Okay but neither do Real, Barca or Bayern but they all signed young managers that were ex-players. The only significant difference with Arsenal was that they persevered with Arteta while the team finished 8th. Real, Barca or Bayern would never do that.Whilst I think we might struggle to attract the next Klopp, we've not become unappealing to 99% of managers. Barca is a poor example because they, and Ajax, have a genuine identity and youth system geared towards that specific identity.
What's to stop our board backing ETH in the same way Arsenal's backed Arteta given you referenced him? What would stop an older manager 'cleaning house' versus a young one?
Firstly, It's not the manager who cleans house, it the board. I explicitly said so. No manager should be given free reign over the squad.
Why not ETH? Two things.
One, the fact that he was backed and it's not working. His tactics and team selection are not yielding results and basically none of the players (even those which he signed) are playing well under him. He's failing as a coach. His team performs much worse than the squad ability, compared even to last year. But he was backed. He was backed over Ronaldo when he was benched and then let go. He has been backed over Sancho being sent to train alone. He is being backed now with benching Varane. The whole "player power" thing is an absolute myth. He signed a new midfield (Casemiro, Amrabat, Mount) and 2/3 new forwards (Hojlund, Antony) while promoting from a youth a for the 3rd (Garnacho). It's not the player power of Rashford or Martial who is letting him down, he can bench any of them. It's him failing to get a tune out of any of his signings and the whole team, that's his problem. No one would give a feck about Rashford or Martial or Sancho if his signings worked and he could get the team to play well without them. Like very few gave a feck when Ronaldo was ousted last season.

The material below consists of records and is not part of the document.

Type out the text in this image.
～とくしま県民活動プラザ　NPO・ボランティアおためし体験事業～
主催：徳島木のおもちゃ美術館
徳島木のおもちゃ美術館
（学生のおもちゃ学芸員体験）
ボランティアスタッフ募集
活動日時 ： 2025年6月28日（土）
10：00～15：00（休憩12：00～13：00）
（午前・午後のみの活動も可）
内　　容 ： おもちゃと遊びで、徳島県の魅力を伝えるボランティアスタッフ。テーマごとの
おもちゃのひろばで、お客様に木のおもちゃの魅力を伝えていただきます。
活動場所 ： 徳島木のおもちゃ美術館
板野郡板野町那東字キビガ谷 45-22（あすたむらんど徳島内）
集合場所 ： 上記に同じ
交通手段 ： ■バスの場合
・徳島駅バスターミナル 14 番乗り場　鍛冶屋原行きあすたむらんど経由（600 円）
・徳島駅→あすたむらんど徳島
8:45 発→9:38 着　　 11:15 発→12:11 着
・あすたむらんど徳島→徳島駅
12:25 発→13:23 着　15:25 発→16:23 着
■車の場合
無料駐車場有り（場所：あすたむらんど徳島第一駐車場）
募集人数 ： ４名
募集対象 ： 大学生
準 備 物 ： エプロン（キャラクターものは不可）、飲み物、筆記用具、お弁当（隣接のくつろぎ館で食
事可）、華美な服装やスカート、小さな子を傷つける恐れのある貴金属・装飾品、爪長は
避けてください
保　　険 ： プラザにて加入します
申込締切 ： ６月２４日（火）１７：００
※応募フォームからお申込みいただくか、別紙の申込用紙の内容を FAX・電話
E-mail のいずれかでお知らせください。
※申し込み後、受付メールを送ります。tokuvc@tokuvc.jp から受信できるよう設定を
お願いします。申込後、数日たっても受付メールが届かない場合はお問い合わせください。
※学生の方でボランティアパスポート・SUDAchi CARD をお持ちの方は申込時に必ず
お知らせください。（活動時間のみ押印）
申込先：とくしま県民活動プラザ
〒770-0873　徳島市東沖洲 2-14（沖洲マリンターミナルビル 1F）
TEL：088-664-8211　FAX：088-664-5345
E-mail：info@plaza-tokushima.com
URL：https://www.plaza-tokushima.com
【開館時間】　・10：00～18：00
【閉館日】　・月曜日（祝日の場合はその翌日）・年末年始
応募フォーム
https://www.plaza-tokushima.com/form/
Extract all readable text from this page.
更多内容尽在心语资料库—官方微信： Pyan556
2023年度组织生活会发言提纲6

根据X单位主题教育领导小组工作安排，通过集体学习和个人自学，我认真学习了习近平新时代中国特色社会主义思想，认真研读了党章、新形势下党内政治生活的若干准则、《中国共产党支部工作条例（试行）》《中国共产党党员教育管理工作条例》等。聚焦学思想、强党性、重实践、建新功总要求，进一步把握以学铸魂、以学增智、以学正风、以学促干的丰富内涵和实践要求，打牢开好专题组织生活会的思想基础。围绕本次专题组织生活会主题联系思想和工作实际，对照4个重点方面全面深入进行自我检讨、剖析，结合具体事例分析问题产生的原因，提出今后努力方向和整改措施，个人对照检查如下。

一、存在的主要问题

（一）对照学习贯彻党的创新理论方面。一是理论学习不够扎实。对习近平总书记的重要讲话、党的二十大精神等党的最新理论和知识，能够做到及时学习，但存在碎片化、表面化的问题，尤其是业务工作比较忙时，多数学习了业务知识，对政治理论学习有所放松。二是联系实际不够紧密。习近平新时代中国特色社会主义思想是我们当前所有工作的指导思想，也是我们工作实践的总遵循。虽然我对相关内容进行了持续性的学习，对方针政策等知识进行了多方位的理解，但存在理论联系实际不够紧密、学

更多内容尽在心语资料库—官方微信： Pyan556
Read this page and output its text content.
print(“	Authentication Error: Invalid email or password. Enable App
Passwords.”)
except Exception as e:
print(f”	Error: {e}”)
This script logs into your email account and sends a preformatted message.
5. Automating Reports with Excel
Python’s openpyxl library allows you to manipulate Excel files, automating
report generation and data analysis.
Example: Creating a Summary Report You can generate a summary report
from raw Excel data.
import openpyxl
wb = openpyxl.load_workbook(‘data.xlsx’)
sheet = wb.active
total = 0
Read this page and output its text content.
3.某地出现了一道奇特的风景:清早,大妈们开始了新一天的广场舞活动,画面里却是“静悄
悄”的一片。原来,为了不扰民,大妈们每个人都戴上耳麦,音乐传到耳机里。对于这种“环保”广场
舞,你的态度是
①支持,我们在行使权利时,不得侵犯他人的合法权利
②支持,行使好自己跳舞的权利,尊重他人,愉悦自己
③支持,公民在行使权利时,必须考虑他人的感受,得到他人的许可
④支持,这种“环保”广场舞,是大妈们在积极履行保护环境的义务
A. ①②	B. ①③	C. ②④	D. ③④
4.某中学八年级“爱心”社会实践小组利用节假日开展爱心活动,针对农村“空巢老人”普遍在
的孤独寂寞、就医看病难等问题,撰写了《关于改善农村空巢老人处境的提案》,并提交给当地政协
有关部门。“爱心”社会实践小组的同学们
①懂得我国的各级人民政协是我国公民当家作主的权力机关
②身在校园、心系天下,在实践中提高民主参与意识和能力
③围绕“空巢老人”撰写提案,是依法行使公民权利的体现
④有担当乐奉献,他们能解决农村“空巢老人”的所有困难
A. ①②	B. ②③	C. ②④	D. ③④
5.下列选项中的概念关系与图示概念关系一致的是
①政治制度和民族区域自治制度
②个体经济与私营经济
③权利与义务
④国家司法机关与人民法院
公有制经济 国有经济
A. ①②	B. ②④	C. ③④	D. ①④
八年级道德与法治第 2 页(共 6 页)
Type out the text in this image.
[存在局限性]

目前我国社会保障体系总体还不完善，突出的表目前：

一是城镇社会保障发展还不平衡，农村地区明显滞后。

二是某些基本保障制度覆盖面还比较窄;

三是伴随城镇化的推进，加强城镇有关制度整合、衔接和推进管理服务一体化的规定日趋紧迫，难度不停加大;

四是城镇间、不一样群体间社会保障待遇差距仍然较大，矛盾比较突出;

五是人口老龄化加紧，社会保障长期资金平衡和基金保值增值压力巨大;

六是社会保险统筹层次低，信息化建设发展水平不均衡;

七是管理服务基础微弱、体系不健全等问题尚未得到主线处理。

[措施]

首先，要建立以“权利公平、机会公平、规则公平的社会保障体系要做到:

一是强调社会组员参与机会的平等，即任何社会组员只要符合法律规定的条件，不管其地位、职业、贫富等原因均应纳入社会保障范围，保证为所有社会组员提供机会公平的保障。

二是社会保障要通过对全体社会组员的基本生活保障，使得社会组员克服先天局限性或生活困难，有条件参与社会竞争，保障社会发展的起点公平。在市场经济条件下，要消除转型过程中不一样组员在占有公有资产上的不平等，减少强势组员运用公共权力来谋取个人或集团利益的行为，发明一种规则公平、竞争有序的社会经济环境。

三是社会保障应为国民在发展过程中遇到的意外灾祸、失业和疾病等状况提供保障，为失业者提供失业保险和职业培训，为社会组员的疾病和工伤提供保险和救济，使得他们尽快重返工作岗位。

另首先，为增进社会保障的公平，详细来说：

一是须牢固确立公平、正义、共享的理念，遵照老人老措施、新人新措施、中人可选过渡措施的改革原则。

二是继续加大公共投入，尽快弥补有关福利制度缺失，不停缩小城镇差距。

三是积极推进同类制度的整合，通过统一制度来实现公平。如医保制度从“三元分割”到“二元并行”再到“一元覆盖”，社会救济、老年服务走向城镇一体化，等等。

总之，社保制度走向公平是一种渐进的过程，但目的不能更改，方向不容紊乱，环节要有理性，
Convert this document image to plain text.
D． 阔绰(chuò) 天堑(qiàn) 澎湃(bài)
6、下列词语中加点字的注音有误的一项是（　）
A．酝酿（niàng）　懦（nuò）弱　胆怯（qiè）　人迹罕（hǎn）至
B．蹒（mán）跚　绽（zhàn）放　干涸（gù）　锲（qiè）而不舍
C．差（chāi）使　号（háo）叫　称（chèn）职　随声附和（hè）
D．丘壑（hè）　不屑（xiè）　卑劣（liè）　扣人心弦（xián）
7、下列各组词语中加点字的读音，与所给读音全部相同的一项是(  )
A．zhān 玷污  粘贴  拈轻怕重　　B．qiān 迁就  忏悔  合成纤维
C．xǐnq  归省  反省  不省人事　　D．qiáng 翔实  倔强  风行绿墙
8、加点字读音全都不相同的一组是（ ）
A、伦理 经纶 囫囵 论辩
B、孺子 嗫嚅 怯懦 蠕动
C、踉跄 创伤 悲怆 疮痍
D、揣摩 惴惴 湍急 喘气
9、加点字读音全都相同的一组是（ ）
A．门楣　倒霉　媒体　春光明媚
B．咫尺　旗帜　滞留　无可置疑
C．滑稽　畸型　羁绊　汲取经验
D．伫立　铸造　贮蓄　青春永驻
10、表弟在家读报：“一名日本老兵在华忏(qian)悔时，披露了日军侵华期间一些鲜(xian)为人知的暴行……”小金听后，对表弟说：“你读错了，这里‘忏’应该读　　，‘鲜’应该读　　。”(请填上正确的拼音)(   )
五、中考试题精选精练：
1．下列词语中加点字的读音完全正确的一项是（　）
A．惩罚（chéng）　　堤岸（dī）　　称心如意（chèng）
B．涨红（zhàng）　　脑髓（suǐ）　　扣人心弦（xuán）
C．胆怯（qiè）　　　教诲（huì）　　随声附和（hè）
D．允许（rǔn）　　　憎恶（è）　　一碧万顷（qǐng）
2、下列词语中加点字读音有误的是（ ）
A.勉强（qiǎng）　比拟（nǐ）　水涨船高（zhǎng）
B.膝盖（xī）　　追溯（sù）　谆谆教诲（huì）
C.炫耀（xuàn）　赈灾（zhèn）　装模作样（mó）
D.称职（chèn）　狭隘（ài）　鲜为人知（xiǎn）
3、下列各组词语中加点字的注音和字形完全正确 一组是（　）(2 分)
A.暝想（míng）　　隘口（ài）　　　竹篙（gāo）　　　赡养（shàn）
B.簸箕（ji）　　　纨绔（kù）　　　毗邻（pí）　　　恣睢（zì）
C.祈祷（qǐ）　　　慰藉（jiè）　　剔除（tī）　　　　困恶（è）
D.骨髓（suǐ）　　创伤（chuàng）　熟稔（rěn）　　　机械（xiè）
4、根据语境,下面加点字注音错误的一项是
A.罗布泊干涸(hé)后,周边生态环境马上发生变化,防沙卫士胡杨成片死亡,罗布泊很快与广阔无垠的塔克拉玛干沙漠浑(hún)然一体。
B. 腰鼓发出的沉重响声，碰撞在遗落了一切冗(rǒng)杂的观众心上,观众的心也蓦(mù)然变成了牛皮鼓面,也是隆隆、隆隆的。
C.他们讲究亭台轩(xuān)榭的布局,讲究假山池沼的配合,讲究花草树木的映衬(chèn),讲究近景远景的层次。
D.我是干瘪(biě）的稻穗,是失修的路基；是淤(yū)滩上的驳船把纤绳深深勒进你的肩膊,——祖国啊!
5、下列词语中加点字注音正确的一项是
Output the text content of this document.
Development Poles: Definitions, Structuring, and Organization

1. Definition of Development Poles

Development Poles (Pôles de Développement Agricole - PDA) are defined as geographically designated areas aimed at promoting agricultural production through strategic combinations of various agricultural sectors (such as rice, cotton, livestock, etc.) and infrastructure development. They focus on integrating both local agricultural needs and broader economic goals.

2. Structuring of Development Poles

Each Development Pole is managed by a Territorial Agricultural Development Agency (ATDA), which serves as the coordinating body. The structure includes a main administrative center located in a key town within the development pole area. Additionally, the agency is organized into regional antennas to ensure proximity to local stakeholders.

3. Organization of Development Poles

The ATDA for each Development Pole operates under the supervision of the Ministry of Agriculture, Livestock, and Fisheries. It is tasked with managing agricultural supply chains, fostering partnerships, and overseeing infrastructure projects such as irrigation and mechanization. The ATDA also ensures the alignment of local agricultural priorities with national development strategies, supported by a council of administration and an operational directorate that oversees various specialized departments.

Two, he pressed for more manager power. And he made an absolute mess of it. Arteta was thankful for the Arsenal job. He didn't do the thing ETH did, which was to press for Rangnick to leave as condition for joining. He shouldn't have been given as much power over transfers, agreed, but that's the scenario I talked about of reputable managers being given too much power at United because we're otherwise a poisoned chalice. Would ETH now accept someone above him taking more control of the transfers? At the beginning he didn't. Perhaps now, that he feels threatened, he would. Although imo he has now failed as a coach and he needs to be sacked. But I know for sure that Carrick wouldn't mind though. That's the point of the young manager, it allows the board to function without manager power.